Голос с девчачьего ряда. Шпелцы:
— У Михеца нет родителей.
— Ах да, это у тебя отец погиб в партизанах, а мать умерла в лагере. Тебя самого немцы долго прятали в каком-то своём приюте. — Голос Запятой звучал отечески. — Живёшь с бабушкой. Верно? Она нашла тебя всего три года назад, а до того ты воспитывался в детском доме. Что ж, придётся до педсовета поговорить с твоей бабушкой. Я посещу её при первой же возможности. Когда она бывает дома?
— Вообще-то редко, ходит по чужим домам мыть полы и стирать, — промямлил я.

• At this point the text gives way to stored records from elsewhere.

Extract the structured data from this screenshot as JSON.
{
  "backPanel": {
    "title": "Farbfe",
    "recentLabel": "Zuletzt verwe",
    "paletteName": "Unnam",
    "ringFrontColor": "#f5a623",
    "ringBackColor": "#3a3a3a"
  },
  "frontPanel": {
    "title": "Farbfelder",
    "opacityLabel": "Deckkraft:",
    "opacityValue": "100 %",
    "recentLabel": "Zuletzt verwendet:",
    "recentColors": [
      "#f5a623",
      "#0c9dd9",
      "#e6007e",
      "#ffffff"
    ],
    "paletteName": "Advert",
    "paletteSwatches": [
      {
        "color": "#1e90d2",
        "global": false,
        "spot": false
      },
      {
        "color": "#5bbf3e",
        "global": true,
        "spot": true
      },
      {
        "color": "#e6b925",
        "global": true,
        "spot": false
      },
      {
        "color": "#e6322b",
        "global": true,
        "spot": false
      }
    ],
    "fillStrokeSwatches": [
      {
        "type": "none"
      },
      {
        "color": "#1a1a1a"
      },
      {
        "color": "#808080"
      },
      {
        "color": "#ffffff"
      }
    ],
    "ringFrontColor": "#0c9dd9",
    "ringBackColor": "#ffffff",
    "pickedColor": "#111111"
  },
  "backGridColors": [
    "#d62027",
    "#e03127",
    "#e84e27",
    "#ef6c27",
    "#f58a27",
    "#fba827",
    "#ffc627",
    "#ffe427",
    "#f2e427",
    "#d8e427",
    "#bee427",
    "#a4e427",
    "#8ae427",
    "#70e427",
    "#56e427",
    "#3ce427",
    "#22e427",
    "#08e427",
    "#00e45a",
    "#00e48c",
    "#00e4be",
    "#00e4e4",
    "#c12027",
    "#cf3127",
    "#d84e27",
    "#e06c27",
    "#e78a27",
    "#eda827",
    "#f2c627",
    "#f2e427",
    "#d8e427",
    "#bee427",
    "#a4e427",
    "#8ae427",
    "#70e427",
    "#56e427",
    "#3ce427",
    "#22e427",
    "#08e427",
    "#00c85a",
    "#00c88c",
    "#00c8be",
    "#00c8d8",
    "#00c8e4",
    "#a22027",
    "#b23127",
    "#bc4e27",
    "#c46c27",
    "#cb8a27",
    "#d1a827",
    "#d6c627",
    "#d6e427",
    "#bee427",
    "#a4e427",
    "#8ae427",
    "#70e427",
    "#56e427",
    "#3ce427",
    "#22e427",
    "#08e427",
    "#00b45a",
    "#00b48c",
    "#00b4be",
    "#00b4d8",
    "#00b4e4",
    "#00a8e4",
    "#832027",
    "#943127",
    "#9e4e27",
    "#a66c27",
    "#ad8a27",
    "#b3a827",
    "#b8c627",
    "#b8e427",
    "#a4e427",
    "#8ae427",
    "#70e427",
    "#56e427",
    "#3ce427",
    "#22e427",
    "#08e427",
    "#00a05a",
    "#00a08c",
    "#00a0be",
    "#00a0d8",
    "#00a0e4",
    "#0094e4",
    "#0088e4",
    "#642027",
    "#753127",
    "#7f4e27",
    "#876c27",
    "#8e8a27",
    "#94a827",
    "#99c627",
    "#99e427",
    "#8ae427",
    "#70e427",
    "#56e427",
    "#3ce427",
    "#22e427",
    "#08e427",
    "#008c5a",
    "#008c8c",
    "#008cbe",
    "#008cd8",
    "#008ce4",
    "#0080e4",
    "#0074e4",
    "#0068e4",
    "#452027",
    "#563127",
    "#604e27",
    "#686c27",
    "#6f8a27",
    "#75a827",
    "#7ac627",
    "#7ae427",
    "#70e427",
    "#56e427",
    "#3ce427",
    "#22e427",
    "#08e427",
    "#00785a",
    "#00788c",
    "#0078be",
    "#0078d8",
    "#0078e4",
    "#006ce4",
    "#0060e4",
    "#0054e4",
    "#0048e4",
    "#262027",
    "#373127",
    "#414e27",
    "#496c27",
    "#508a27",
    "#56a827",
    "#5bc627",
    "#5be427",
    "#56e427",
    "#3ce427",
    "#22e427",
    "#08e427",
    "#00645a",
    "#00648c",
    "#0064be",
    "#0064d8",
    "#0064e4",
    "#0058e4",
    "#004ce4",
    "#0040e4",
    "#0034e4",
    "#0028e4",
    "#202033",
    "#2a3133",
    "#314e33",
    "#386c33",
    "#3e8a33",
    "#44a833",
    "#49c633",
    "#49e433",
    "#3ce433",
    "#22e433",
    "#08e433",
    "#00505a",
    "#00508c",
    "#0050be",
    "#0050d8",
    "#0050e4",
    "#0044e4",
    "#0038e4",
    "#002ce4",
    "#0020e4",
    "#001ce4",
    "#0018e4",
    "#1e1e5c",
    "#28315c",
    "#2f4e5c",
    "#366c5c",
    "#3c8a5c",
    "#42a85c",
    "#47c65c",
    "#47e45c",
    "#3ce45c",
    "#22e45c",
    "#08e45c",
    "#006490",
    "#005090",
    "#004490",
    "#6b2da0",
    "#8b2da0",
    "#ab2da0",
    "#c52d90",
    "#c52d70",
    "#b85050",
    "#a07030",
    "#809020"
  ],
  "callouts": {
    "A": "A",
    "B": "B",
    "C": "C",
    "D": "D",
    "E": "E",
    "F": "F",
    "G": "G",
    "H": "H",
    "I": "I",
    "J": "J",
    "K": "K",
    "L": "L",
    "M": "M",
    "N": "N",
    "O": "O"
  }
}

— Неважно, я найду её, и мы сообща сделаем из тебя хорошего ученика. Садись!
Я сидел как побитый. Только клочок, который мне передал С. через К., вдохнул в меня капельку жизни. Там было одно слово: «Действует».
Да, действует… Я невольно усмехнулся. Но действует и общество, основанное учителями, — общество по присуждению колов.
Урок словенского языка тянулся до бесконечности. На перемене я немножко отошёл. А Метод и Йоже были просто в восторге.
— Видел? Сам директор взялся за дело! — ухмыльнулся Метод.
— Ничего он не узнает, — выпятил грудь Йоже.
— Это уж точно, — подтвердил я, расхрабрившись.
На уроке латинского языка я опять получил послание от С.:
Предложение. Каждая операция должна быть скреплена печатью общества. С. Согласны ли с этим К. и П.?
К. уже выразил своё согласие, я тоже согласился, хотя и не понял замысла секретаря. Просто я не мог допустить, чтоб секретарь и кассир превзошли самого председателя в своём революционном порыве. На состоявшемся после обеда чрезвычайном заседании С. всё объяснил.
— Я вырежу на дощечке сокращённое название нашего общества. Эту печать мы будем ставить на каждую бумажку. Пусть знают, что кнопки вытаскивает организация, а не какой-то там злоумышленник.